Student’s Laptop Webcam Hacked: Caught Watching DVD During Bath [Video]


 

Unsettlingly, it can happen to anyone with a webcam.

Perverts may be spying on you, hacking into your computer, and watching you do every day mundane personal tasks like changing your clothes, surfing the web in your pajamas or underwear – or in Rachel Hyndman’s case, peeping as you relax in a bath while watching a DVD on the laptop.

The discomforting realization came when the 20-year-old student from Glasgow noticed the light of her webcam turned on. She’d been hacked and unaware of how long the digital voyeur had been watching her prior to the bath incident, according to BBC News.

Typically the perpetrators of this crime are male and this type of hack is becoming more common.

The intrusion can come in a seemingly benign email as part of an attachment that, once opened, can automatically install a virus which then acts as a remote administration tool – allowing the sender access to your computer at any time.

Essentially, hackers are able to gain entry to victims’ computers using a piece of malicious software (malware) commonly referred to as a remote-access Trojan (RAT). The term “ratting” has been used to describe this practice.

People often leave their computers on and facing open space inside their homes – in areas like bedrooms where one conducts the most intimate of actions and personal behavior.

Someone with enough technical knowledge or the right software can easily infect your device. From there they can remotely activate mics and webcams allowing them listen in and view everything you do within the scope of your computer. They can also peruse saved files and operate the keyboard.

Parents should be especially cautious as pedophiles could be secretly spying on their kids and distributing the footage.

One of the other motives behind this particularly unpleasant act of voyeuristic hacking is to publically humiliate its victims. The Daily Mail cites several examples of women being targeted and tormented – as culprits post an array of their victims on video-sharing platforms. They disparagingly refer to these women as slaves, because they have managed to enslave their computers.

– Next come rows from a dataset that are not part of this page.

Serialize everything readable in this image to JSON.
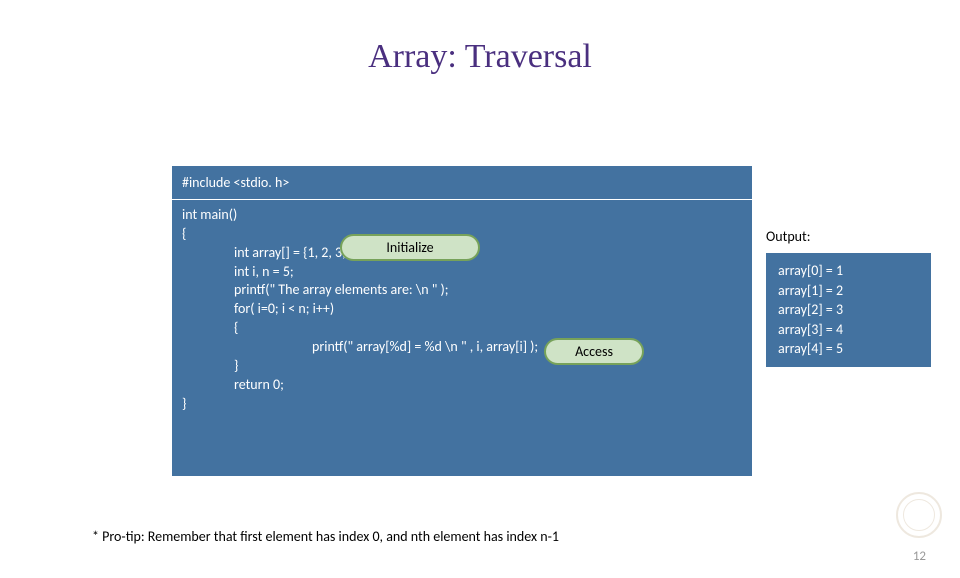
{
  "title": "Array: Traversal",
  "code": {
    "include": "#include <stdio. h>",
    "main_sig": "int main()",
    "brace_open": "{",
    "line_arr": "int array[] = {1, 2, 3, 4, 5};",
    "line_in": "int i, n = 5;",
    "line_printf1": "printf(\" The array elements are: \\n \" );",
    "line_for": "for( i=0; i < n; i++)",
    "line_for_open": "{",
    "line_printf2": "printf(\" array[%d] = %d \\n \" , i, array[i] );",
    "line_for_close": "}",
    "line_return": "return 0;",
    "brace_close": "}"
  },
  "callouts": {
    "initialize": "Initialize",
    "access": "Access"
  },
  "output": {
    "label": "Output:",
    "lines": [
      "array[0] = 1",
      "array[1] = 2",
      "array[2] = 3",
      "array[3] = 4",
      "array[4] = 5"
    ]
  },
  "protip": "* Pro-tip: Remember that first element has index 0, and nth element has index n-1",
  "slidenum": "12"
}
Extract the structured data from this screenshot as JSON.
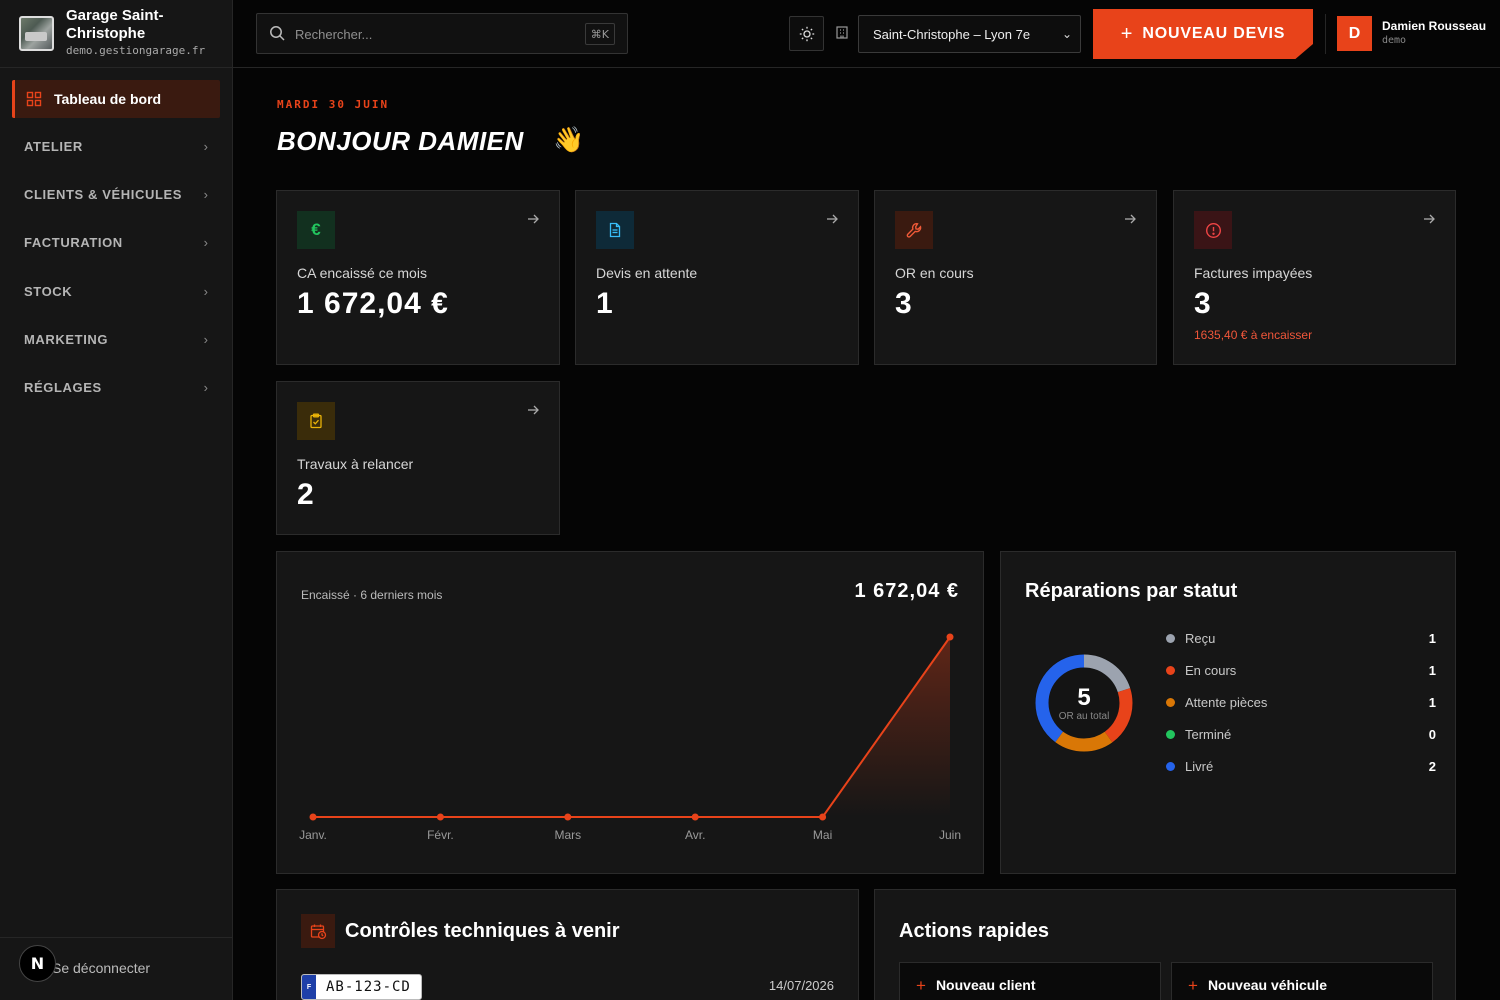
{
  "brand": {
    "name": "Garage Saint-Christophe",
    "domain": "demo.gestiongarage.fr"
  },
  "sidebar": {
    "active": {
      "label": "Tableau de bord",
      "icon": "dashboard-grid-icon"
    },
    "groups": [
      {
        "label": "ATELIER"
      },
      {
        "label": "CLIENTS & VÉHICULES"
      },
      {
        "label": "FACTURATION"
      },
      {
        "label": "STOCK"
      },
      {
        "label": "MARKETING"
      },
      {
        "label": "RÉGLAGES"
      }
    ],
    "logout_label": "Se déconnecter",
    "badge": "N"
  },
  "topbar": {
    "search_placeholder": "Rechercher...",
    "shortcut": "⌘K",
    "site_selected": "Saint-Christophe – Lyon 7e",
    "new_quote_label": "NOUVEAU DEVIS",
    "user": {
      "initial": "D",
      "name": "Damien Rousseau",
      "role": "demo"
    }
  },
  "header": {
    "date": "MARDI 30 JUIN",
    "greeting": "BONJOUR DAMIEN",
    "emoji": "👋"
  },
  "kpis": [
    {
      "label": "CA encaissé ce mois",
      "value": "1 672,04 €",
      "icon": "euro-icon",
      "color": "#22c55e"
    },
    {
      "label": "Devis en attente",
      "value": "1",
      "icon": "document-icon",
      "color": "#38bdf8"
    },
    {
      "label": "OR en cours",
      "value": "3",
      "icon": "wrench-icon",
      "color": "#f05a38"
    },
    {
      "label": "Factures impayées",
      "value": "3",
      "sub": "1635,40 € à encaisser",
      "icon": "alert-circle-icon",
      "color": "#ef4444"
    },
    {
      "label": "Travaux à relancer",
      "value": "2",
      "icon": "clipboard-check-icon",
      "color": "#eab308"
    }
  ],
  "revenue_chart": {
    "title": "Encaissé · 6 derniers mois",
    "total": "1 672,04 €"
  },
  "status_panel": {
    "title": "Réparations par statut",
    "total": "5",
    "total_label": "OR au total"
  },
  "controls": {
    "title": "Contrôles techniques à venir",
    "items": [
      {
        "plate": "AB-123-CD",
        "country": "F",
        "date": "14/07/2026"
      }
    ]
  },
  "quick_actions": {
    "title": "Actions rapides",
    "items": [
      {
        "label": "Nouveau client"
      },
      {
        "label": "Nouveau véhicule"
      }
    ]
  },
  "colors": {
    "accent": "#e8431a",
    "bg": "#050505",
    "panel": "#161616"
  },
  "chart_data": [
    {
      "type": "area",
      "title": "Encaissé · 6 derniers mois",
      "categories": [
        "Janv.",
        "Févr.",
        "Mars",
        "Avr.",
        "Mai",
        "Juin"
      ],
      "values": [
        0,
        0,
        0,
        0,
        0,
        1672.04
      ],
      "unit": "€",
      "grid": false
    },
    {
      "type": "pie",
      "title": "Réparations par statut",
      "categories": [
        "Reçu",
        "En cours",
        "Attente pièces",
        "Terminé",
        "Livré"
      ],
      "values": [
        1,
        1,
        1,
        0,
        2
      ],
      "colors": [
        "#9ca3af",
        "#e8431a",
        "#d97706",
        "#22c55e",
        "#2563eb"
      ],
      "legend": "right"
    }
  ]
}
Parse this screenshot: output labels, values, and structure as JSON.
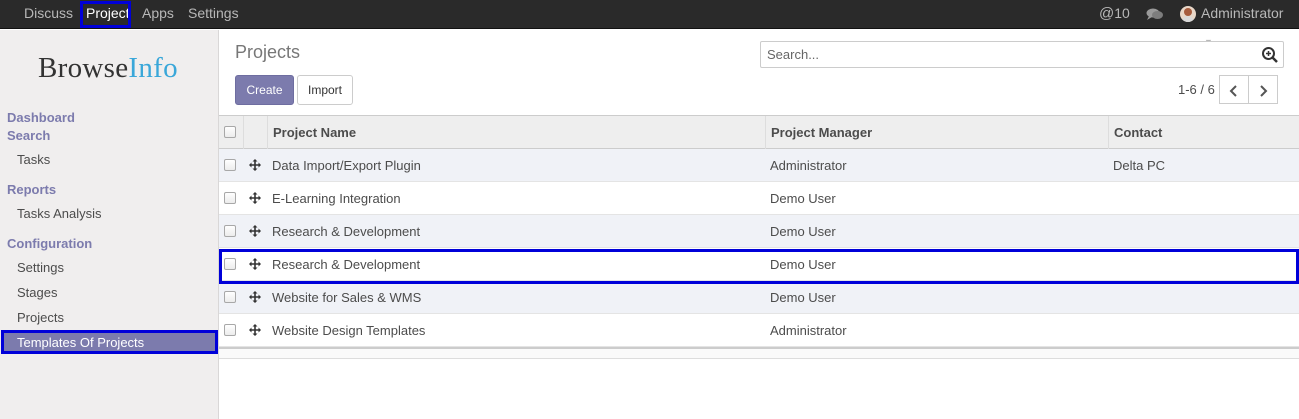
{
  "topbar": {
    "menus": [
      "Discuss",
      "Project",
      "Apps",
      "Settings"
    ],
    "mentions_count": "10",
    "user_name": "Administrator"
  },
  "sidebar": {
    "logo_part1": "Browse",
    "logo_part2": "Info",
    "sections": [
      {
        "title": "Dashboard"
      },
      {
        "title": "Search",
        "items": [
          "Tasks"
        ]
      },
      {
        "title": "Reports",
        "items": [
          "Tasks Analysis"
        ]
      },
      {
        "title": "Configuration",
        "items": [
          "Settings",
          "Stages",
          "Projects",
          "Templates Of Projects"
        ]
      }
    ]
  },
  "control_panel": {
    "title": "Projects",
    "search_placeholder": "Search...",
    "create_label": "Create",
    "import_label": "Import",
    "pager_value": "1-6 / 6"
  },
  "list": {
    "columns": [
      "Project Name",
      "Project Manager",
      "Contact"
    ],
    "rows": [
      {
        "name": "Data Import/Export Plugin",
        "manager": "Administrator",
        "contact": "Delta PC"
      },
      {
        "name": "E-Learning Integration",
        "manager": "Demo User",
        "contact": ""
      },
      {
        "name": "Research & Development",
        "manager": "Demo User",
        "contact": ""
      },
      {
        "name": "Research & Development",
        "manager": "Demo User",
        "contact": ""
      },
      {
        "name": "Website for Sales & WMS",
        "manager": "Demo User",
        "contact": ""
      },
      {
        "name": "Website Design Templates",
        "manager": "Administrator",
        "contact": ""
      }
    ]
  },
  "colors": {
    "accent": "#7c7bad",
    "highlight_border": "#0000d9",
    "topbar_bg": "#2a2a2a"
  }
}
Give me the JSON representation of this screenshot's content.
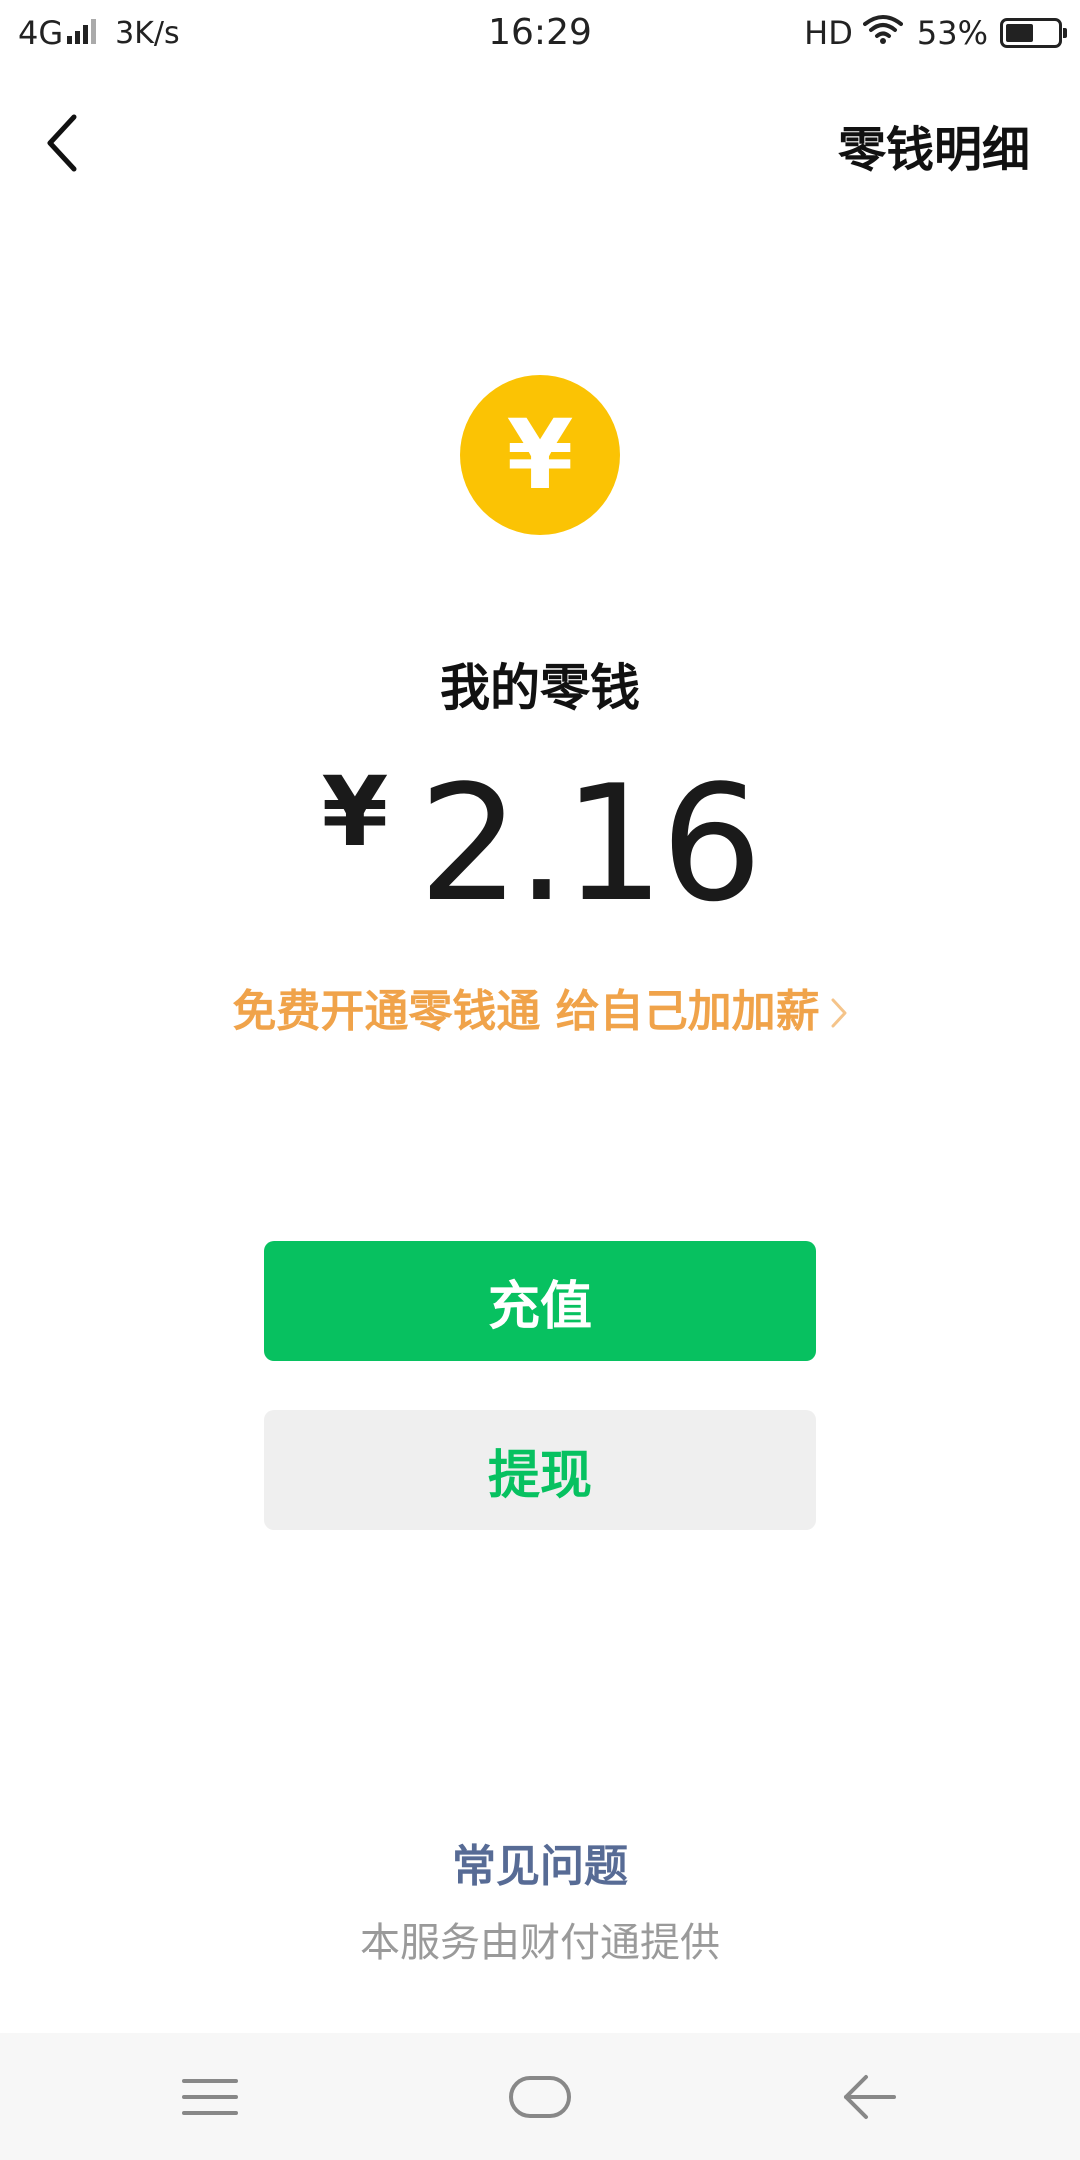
{
  "status_bar": {
    "network": "4G",
    "speed": "3K/s",
    "time": "16:29",
    "hd": "HD",
    "battery_percent": "53%",
    "battery_level": 0.53
  },
  "header": {
    "back_icon": "chevron-left-icon",
    "details_label": "零钱明细"
  },
  "balance": {
    "coin_symbol": "¥",
    "coin_color": "#fbc304",
    "title": "我的零钱",
    "currency": "¥",
    "amount": "2.16"
  },
  "promo": {
    "text": "免费开通零钱通 给自己加加薪",
    "color": "#f0a34a",
    "icon": "chevron-right-icon"
  },
  "actions": {
    "topup_label": "充值",
    "withdraw_label": "提现",
    "accent_color": "#07c160"
  },
  "footer": {
    "faq_label": "常见问题",
    "provider_note": "本服务由财付通提供"
  },
  "nav_bar": {
    "menu_icon": "menu-icon",
    "home_icon": "home-icon",
    "back_icon": "back-arrow-icon"
  }
}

In one video mentioned in the report, an attractive blonde woman appears to be sitting at her computer, oblivious to the fact that she is being observed. Then a message materializes onto the screen, written in white on a black background, informing her that she is now the property of a hard-core pornographic website. In the clip, the hacker blatantly links the woman’s Facebook profile to the intrusive videos, placing her in danger and enhancing the impact of the embarrassment.

In another noted incident, a hardware hijacker activates the computer as a mother lounges with her son on a sofa, and abruptly yells out an obscene litany of foul language and sexual remarks.

Horrifically, one ponders how long the victims have been monitored by these types of predators? A few minutes? Days? Weeks?

In regards to built-in laptop webcams, most have tiny little indicator lights which will turn on in the event it is engaged. But who is going to actively notice it when computers have plenty of other blinking lights? Therefore, the Huffington Post suggests taking precautions by installing anti-virus software; cover up a webcam when not in use; turning off or close laptops when not in use; and avoid opening questionable email.